Male Rd9/y and C57BL/6 control mice were studied at ages 2, 12, and 24 months by flash electroretinograms (ERGs) and correlative retinal histology. Inner retinal function isolated from scotopic and photopic ERGs was assessed using the scotopic threshold response (STR), the sum of amplitudes of the first six oscillatory potentials (OPs) extracted from the maximal dark-adapted ERG response at1.09 log cd.s/m2, and the photopic negative response (PhNR). Response amplitudes of the positive STR (pSTR) and negative STR (nSTR) were measured at 110 ms and 200 ms respectively. For histology analysis, thicknesses of the inner nuclear layer (INL), inner plexiform layer (IPL) and the ganglion cell layer (GCL) were measured at fixed distances from the optic nerve head in the superior, inferior, temporal, and nasal retina.
Scotopic ERG a- and b-wave and the photopic b-wave amplitudes of Rd9/y mice were lower than control for all ages. At 24 months all amplitudes were reduced by 65% from control, but waveform morphology was intact. The pSTR and nSTR were comparable with wild-type at 12 months. At 24 months, the pSTR of Rd9/y mice was diminished and the nSTR threshold was elevated by 0.5 to 1.0 log units. Sum of OP amplitudes was reduced by 40% from control at later ages. PhNR amplitude was consistently lower by about 35% than in wild-type mice at all ages. By 24 months, the Rd9/y PhNR was reduced by 30% from the amplitude at 2 months. Morphological analysis showed concordance between age-dependent decline in ERG a- and b-wave amplitudes and thinning of photoreceptor inner and outer segments and outer nuclear layer. By 24 months, the Rd9/y mouse photoreceptor layer was approximately half the thickness at 2 months. By contrast, a reverse relationship was observed between inner retinal ERG parameters and thickness of INL, IPL, and GCL. From 2 months to 12 months age, INL, IPL, and GCL thickness in Rd9/y mice were comparable to wild-type. At later ages, the wild-type INL, IPL and GCL thickness decreased but the Rd9/y mice showed no further thinning after 12 months.

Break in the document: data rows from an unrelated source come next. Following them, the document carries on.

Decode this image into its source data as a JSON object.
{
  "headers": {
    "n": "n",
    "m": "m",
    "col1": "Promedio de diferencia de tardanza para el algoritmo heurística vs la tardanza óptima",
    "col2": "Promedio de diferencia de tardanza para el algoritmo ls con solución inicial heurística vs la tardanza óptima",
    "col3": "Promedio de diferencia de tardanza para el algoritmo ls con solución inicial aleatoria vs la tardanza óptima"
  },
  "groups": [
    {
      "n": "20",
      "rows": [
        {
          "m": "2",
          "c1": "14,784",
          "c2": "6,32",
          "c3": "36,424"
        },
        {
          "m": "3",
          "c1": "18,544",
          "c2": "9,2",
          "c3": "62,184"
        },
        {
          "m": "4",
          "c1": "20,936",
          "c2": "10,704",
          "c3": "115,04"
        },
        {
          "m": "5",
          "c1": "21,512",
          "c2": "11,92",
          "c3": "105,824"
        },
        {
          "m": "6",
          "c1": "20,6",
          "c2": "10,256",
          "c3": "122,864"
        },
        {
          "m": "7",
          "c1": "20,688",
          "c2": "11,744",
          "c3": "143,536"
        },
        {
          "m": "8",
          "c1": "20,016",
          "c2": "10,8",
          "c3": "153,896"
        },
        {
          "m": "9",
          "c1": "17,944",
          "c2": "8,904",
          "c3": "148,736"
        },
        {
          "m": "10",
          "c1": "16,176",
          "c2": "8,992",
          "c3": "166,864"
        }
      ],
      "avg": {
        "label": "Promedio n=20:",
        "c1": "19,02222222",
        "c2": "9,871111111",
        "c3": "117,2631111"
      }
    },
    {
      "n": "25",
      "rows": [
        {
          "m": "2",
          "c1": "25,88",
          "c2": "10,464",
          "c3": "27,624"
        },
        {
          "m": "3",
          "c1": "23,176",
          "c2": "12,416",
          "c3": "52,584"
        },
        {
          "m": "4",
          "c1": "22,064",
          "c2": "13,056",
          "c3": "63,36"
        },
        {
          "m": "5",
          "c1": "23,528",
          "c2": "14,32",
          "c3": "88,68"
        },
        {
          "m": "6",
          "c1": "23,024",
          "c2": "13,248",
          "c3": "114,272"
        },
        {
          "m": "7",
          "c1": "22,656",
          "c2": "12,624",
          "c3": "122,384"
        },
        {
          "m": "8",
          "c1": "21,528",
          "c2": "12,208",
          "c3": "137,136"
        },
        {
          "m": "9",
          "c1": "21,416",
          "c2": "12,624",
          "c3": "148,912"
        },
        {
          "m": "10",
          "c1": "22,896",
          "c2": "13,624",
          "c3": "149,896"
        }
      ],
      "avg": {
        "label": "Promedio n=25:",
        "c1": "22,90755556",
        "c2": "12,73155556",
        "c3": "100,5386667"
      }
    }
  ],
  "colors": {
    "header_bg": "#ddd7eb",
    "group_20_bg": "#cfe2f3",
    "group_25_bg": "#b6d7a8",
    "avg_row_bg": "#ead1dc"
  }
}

The Rd9/y mouse shows relative preservation of inner retinal structure and function despite age-dependent gradual loss of photoreceptor and outer nuclear layer thickness. The apparent lack of inner retinal cell loss in Rd9/y mice may be attributed to an increased thickening due to neuronal-glial remodeling. The relatively slow rate of loss of function in the Rd9/y mouse offers a wide time frame to test therapeutic interventions.